渡辺謙は「チェイシング・ザ・ドラゴン」という作品に出演する予定。しかも悪役で、共演はウェズリー・スナイプス。生粋のアジア女性好き(奥さんは韓国人)のウェズリー・スナイプスだけに、やはりヒロインは香港のスー・チー。せっかく彼にとって、良いキャリアを積み上げたのに、こんな映画に出るのは明らかにミステイクだ。「シャドー」で失笑を買ったジョン・ローンの二の舞にならないことを祈りたい。

監督でも、本命の三池崇史監督が世界13人の映画作家が参加する「マスターズ・オブ・ホラー」にアジアから唯一参加。「インプリント」というタイトルで、全米では12月にテレビ放映される。三池崇史が、アメリカではホラー映画の監督だと思われているのがおもしろい。やはり「オーディション」の影響なのか。
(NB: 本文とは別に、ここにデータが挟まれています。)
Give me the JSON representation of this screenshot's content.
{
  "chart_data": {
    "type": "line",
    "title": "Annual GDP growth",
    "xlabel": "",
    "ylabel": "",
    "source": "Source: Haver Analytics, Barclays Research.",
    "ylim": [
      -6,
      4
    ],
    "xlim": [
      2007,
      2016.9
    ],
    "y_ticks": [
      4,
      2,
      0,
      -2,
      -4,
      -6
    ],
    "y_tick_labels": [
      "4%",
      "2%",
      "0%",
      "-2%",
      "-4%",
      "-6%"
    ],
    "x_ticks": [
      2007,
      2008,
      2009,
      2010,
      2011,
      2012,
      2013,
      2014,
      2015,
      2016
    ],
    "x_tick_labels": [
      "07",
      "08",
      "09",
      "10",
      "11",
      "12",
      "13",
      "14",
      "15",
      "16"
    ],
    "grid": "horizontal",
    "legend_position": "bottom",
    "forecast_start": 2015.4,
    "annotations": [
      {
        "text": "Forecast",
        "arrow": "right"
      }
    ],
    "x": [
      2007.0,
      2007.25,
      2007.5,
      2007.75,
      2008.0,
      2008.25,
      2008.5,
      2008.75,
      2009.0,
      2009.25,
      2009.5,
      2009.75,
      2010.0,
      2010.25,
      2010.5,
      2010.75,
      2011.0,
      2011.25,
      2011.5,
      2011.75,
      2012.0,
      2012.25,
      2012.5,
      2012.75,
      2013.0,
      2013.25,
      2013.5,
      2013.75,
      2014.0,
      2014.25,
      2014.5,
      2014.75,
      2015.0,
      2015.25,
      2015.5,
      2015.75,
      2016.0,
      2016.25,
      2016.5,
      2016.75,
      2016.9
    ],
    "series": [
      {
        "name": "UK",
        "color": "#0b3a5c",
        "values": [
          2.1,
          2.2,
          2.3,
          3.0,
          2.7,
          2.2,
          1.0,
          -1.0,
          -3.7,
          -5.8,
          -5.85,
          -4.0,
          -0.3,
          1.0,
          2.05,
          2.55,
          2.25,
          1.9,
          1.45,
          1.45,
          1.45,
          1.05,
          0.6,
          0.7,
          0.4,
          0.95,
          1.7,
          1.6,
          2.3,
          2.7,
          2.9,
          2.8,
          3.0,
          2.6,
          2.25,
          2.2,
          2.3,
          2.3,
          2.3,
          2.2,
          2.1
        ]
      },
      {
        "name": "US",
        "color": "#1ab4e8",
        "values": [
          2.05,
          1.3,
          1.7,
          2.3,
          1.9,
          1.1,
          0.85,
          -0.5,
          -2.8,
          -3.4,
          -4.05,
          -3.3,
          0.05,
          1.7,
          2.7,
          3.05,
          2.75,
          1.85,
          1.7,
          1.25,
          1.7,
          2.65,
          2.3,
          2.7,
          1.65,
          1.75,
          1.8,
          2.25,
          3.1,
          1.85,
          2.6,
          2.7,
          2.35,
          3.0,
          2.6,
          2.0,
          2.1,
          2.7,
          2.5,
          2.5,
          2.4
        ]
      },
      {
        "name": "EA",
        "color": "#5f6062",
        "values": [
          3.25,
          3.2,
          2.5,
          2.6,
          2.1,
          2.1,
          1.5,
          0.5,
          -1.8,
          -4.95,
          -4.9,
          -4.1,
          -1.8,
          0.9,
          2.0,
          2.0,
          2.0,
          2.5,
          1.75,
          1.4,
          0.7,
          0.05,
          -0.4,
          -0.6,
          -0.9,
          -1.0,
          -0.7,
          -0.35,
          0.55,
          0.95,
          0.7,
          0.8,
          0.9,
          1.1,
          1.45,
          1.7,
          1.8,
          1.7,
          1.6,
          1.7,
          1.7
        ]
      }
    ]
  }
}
「ザ・リング2」でデビューした中田秀夫もパラマウントで「アイ」を撮る。主演はレニー・ゼルウィガーに決定。「グラッジ」で全米1位をゲットした清水崇監督(日本のマスコミは全米トップを記録した初めての日本人監督と報じた。「ポケモン」の湯山邦彦監督は無視?)は、「グラッジ2」をまたしても撮るという。

日本人男優=悪の枢軸、日本人女優=主人公アメリカ男性の性欲処理役、日本人監督=ホラーな映画の作り手……というステレオ・タイプはまだまだ根付きそうだ。

前川繁(まえかわしげる)
1973年愛知県生まれ。シアトルで4年間学生生活を過ごす。現在、東京でサラリーマン修行中。コネクションを作って、いつか映画を作っちゃおうと画策している。